Adding to the confusion, he said, is the pace of new technology. “It took the telephone seven decades to reach 50 percent of the American public. It took electricity five decades. It took television three decades. The Internet? Less than 10 years to reach 50 percent of the American public. Facebook? Five years to reach 800 million people.”

Auletta said that he doesn’t interview anyone in the media world who, if they are honest, does not confess to being terrified “because they know the speed of change means they will be disrupted in their business, just as newspapers have been in theirs.”

The digital realm is both adversary and ally for media, Auletta said. On the one hand, news often becomes a commodity available for free and whose origin may be unclear. But the advantages come in allowing media to provide archives and full-motion video and interactivity with the audience.

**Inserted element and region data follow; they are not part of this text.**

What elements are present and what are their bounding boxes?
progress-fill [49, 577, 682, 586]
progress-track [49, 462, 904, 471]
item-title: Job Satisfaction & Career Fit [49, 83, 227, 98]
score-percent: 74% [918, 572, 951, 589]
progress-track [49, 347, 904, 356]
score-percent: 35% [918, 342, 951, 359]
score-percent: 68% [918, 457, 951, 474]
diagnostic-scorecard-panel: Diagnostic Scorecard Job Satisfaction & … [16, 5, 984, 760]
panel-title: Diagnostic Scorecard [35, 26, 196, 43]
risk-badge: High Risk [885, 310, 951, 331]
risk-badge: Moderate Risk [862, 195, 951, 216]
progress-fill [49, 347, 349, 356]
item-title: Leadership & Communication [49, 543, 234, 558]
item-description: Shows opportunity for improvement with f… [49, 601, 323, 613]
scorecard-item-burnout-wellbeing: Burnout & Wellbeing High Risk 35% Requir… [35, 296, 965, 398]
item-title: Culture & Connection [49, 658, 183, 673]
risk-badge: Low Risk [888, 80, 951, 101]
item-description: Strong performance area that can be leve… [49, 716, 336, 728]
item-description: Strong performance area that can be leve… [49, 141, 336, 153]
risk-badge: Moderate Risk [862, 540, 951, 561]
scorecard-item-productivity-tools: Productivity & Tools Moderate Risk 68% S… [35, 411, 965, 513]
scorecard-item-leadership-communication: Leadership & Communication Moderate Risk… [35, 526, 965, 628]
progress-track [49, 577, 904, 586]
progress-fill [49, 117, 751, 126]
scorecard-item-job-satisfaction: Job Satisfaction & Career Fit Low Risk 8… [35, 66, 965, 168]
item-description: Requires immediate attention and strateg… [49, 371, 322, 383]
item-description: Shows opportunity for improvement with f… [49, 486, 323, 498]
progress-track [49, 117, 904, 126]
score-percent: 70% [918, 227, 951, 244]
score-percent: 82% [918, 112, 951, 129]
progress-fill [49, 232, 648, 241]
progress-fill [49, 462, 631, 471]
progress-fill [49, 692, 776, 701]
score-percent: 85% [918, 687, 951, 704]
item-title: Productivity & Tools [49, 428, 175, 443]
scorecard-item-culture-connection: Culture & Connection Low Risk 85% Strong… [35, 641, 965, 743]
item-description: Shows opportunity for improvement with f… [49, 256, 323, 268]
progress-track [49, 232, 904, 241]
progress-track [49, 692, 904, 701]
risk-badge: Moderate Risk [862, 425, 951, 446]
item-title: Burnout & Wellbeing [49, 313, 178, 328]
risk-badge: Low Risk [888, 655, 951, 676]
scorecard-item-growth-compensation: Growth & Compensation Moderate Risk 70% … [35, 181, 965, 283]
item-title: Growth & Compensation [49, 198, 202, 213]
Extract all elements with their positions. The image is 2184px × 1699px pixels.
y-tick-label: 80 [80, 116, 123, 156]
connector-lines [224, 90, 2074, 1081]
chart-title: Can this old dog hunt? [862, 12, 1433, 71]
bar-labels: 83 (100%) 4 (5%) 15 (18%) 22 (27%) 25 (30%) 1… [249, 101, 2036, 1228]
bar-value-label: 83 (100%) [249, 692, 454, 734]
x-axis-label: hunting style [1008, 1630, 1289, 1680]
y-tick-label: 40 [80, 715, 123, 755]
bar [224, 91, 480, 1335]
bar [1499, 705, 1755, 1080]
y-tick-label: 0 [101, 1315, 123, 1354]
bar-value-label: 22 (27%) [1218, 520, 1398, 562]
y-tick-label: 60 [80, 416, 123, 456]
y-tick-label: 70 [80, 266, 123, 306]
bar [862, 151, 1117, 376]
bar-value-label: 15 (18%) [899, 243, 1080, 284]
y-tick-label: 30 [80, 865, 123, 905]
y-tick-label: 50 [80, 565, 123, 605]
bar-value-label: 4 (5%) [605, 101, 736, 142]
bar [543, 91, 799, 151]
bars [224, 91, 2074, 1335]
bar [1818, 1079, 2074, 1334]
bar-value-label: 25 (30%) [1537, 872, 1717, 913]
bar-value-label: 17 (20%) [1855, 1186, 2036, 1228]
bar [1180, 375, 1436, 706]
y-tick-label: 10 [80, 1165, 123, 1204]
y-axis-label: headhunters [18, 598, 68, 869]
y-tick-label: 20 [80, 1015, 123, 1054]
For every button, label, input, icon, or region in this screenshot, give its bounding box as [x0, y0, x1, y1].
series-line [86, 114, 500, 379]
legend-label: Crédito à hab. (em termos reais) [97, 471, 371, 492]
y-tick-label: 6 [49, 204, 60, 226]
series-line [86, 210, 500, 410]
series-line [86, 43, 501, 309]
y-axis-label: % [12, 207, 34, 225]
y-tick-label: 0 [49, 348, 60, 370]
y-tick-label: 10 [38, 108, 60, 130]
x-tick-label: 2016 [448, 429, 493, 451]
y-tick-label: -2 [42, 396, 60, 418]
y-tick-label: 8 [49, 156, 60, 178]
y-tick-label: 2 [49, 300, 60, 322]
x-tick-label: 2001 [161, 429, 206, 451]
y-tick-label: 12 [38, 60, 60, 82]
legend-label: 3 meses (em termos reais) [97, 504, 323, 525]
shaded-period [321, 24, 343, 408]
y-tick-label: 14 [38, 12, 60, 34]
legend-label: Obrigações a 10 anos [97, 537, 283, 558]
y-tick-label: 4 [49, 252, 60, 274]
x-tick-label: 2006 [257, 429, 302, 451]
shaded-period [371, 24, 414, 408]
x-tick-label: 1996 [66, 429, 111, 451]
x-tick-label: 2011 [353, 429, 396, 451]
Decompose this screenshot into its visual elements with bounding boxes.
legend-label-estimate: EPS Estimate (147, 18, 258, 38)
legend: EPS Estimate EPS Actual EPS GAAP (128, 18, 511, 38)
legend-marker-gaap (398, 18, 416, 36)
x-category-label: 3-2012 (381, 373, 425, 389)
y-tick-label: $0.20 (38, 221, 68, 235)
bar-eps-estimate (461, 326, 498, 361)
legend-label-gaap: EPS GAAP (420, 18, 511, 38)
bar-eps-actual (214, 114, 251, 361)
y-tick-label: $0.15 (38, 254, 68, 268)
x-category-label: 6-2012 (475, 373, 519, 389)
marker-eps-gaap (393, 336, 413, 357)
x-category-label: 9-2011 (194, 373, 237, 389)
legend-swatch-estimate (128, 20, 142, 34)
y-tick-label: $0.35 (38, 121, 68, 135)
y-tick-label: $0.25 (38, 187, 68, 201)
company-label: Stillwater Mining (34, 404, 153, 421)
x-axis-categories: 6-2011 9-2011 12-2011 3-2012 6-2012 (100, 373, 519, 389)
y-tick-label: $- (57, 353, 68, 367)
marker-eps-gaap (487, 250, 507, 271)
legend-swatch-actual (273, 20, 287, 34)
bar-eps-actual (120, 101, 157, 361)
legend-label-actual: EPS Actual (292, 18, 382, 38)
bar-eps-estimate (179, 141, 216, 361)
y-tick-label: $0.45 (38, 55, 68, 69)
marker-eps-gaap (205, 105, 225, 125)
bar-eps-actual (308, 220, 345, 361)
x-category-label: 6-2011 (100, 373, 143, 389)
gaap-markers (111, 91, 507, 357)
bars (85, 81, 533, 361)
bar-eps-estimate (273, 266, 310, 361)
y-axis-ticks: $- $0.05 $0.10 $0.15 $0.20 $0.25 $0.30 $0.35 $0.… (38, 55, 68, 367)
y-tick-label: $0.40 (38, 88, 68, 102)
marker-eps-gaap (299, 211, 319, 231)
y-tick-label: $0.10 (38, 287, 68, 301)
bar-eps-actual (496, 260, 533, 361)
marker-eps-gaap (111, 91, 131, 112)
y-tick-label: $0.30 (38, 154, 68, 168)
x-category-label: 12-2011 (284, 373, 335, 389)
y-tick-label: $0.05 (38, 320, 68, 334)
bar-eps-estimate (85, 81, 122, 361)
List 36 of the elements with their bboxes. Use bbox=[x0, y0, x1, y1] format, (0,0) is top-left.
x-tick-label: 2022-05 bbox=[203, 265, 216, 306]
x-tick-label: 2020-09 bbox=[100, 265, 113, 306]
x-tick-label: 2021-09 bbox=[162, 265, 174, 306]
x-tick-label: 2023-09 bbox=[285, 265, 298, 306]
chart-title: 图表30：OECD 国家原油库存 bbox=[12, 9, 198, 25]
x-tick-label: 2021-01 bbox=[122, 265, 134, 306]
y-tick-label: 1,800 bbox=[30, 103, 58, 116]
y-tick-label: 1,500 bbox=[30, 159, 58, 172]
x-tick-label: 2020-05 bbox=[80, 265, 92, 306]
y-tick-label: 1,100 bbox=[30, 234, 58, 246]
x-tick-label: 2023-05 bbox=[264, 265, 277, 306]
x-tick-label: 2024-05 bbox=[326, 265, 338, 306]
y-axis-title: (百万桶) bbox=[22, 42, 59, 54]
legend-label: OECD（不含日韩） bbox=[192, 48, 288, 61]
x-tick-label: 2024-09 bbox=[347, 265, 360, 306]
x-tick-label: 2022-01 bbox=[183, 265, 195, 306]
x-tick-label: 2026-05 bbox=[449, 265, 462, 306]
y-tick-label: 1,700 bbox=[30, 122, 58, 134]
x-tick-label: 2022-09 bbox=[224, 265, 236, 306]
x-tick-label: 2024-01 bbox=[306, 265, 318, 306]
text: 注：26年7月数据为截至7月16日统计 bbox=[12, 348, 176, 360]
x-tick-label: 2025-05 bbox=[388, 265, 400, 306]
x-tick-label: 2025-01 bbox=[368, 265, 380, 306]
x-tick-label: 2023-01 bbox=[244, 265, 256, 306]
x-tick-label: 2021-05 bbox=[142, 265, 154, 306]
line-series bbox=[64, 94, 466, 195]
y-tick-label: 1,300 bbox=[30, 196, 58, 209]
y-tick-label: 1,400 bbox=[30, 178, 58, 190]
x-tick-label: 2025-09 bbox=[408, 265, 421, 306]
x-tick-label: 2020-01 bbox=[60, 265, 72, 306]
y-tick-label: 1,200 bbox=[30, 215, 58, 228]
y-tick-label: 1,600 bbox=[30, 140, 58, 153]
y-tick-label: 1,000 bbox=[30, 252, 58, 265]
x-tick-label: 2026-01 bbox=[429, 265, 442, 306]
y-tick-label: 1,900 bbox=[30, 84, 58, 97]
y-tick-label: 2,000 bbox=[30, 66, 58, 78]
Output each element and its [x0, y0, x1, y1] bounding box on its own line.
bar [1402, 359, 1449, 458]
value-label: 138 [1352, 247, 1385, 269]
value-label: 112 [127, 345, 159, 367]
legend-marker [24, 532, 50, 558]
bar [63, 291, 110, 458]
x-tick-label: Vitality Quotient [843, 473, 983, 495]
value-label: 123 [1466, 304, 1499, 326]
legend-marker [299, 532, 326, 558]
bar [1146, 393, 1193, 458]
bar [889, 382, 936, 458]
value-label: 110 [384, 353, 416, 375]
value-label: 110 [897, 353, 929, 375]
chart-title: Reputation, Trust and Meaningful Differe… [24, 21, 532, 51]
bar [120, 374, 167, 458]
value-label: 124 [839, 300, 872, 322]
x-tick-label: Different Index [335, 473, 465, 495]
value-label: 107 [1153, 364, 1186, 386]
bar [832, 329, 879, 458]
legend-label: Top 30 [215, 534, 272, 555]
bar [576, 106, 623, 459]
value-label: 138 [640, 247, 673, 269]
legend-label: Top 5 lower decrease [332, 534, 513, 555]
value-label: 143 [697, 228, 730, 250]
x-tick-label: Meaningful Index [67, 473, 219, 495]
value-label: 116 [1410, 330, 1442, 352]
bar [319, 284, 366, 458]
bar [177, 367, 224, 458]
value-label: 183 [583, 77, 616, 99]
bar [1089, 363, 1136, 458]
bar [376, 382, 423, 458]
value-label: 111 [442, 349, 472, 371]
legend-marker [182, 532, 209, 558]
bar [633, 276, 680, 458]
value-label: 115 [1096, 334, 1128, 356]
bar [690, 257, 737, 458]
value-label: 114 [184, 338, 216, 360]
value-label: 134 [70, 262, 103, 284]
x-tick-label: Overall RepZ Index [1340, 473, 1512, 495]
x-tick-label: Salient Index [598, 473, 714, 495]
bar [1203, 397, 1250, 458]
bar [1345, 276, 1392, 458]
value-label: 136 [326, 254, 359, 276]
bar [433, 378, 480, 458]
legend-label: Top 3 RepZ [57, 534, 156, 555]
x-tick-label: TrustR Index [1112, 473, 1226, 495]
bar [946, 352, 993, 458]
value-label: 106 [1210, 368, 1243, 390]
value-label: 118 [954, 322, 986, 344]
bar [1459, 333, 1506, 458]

“The digital realm can also extend our reporting reach by making available to us citizens who can serve as our journalistic eyes and ears when we’re not on the ground,” he said, citing such recent events as the Arab Spring, the death of Muammar Gadaffi, and fraudulent elections in Iran and Afghanistan when Twitter, Facebook and mobile phones were crucial components of the reporting.

Even as these technological advances confer on citizens an important role, Auletta still sounded a cautionary note.

“If you believe journalism is a profession,” he said, “not one where you need a journalism school degree, but one where training and experience is vital to gathering the news, to exploring more than one side, to sifting through often contradictory statements and facts, to determining what belongs on page one and what doesn’t, to winning the trust of readers or viewers or listeners because you and your news organization are transparent — then you believe an untrained citizen should not be granted the badge of the journalist.

“We are supposed to be the intelligent agents,” he concluded.

Established in 2000 at Washington and Lee University by a generous endowment from the Class of 1960, the Institute for Honor includes an array of initiatives and programs that promote the understanding and practice of honor as an indispensable element of society.